Fluid retention, mainly pulmonary edema, occurred in 40% of our cases (almost all had respiratory impairment requiring oxygen supplementation) and required diuretics. Previous clinical studies on clazosentan reported that respiratory complications occurred in 10–25% of patients [11, 12, 23,24,25]. In our study, respiratory failure did not improve despite diuretic use, leading to clazosentan discontinuation in approximately 15% of cases. Pulmonary edema occurred in cases with a positive fluid balance, with decreased serum albumin levels reflecting increased intravascular volume. It is essential to avoid managing older patients with a positive fluid balance day after day because of the possibility of respiratory compromise due to fluid retention. In this study, perioperative aSAH treatment management was primarily handled with euvolemia; however, if the fluid balance was positive on each postoperative day, pulmonary complications would likely occur with clazosentan. Intraoperative fluid balance has not been extensively discussed in managing patients with aSAH. Brandstrup et al. compared surgical patients who were given infusions to compensate for preoperative fluid deficits with those where surgeons focused solely on the intraoperative fluid balance. When patients undergoing surgery are given excessive infusions to compensate for fluid deficits, the fluid not excreted intraoperatively remains for at least six days after surgery, leading to complications such as heart failure and pulmonary edema [6].

Clazosentan is a peripheral vasodilator and may also increase capillary permeability. Excessive intraoperative and postoperative fluid infusions may result in pulmonary edema. Furthermore, some reports showed that positive fluid balance within the early postoperative phase was related to DCI and poor outcomes [1, 45]. For infusion management, it may be necessary to consider total fluid balance during surgery. However, the fluid balance may not precisely reflect blood or plasma volume. Some reports showed that measurement of the extravascular lung water index, cardiac index, and pulmonary vascular permeability index using an invasive device was useful for identifying pulmonary edema in patients with aSAH [28, 29, 39]. Other less invasive monitoring parameters may be useful, such as body weight changes, cardiac output, and oxygen consumption.

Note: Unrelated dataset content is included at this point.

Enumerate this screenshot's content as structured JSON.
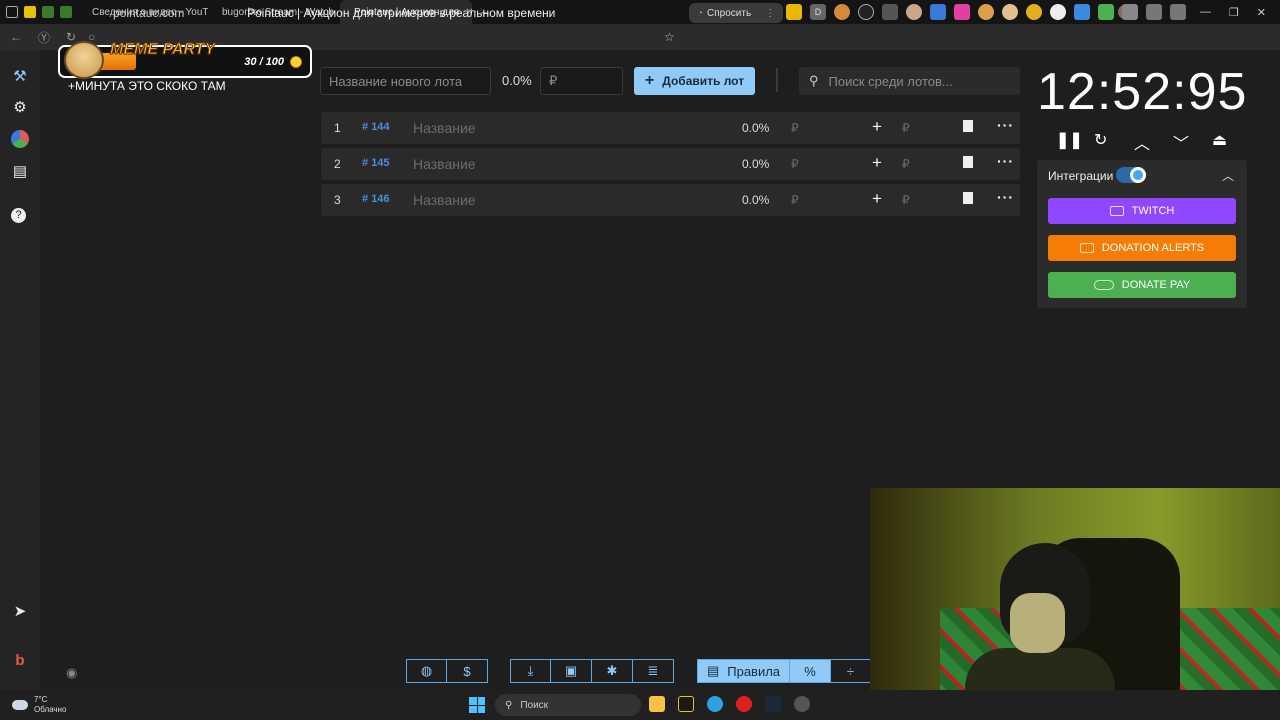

Further investigation will be needed on perioperative fluid management in patients with aSAH.

Limitations

This study has some limitations. First, numerous drugs were used to prevent vasospasm; therefore, these results cannot be attributed to clazosentan alone. However, in clazosentan combination therapy, it should be noted that vasospasm-related DCI occurred in only less than 10% of patients, regardless of aSAH severity or patient age. Second, this report is a small, retrospective study of patients with aSAH who underwent surgical treatment. A large, prospective cohort trial will be needed to evaluate the effectiveness of clazosentan in daily practice.

Conclusion

We first evaluated the efficacy of clazosentan in real clinical practice. Although vasospasm occurred in one-third of cases, the incidence rate of vasospasm-related DCI was less than 10%, and about two-thirds had favorable outcomes. Pulmonary edema and hypotension occurred in about one-third of cases. Hypotension and vasospasm-related DCI were poor prognostic factors unrelated to older age or disease severity at aSAH onset. Next, we investigated the add-on effect of fasudil on clazosentan. Adding fasudil to clazosentan combination therapy did not reduce the incidence rate of aSAH-related vasospasm. On the contrary, the addition of fasudil seemed to generate a positive in–out balance and could potentially contribute to the emergence of pulmonary edema complications. Further, the inclusion of fasudil was associated with an uptick in the incidence of cerebral vasospasm, vasospasm-related DCI, and unfavorable outcomes. Clazosentan may increase the risk of complications, such as hypotension and pulmonary edema. Perioperative fluid balance management may be critical for preventing unfavorable outcomes.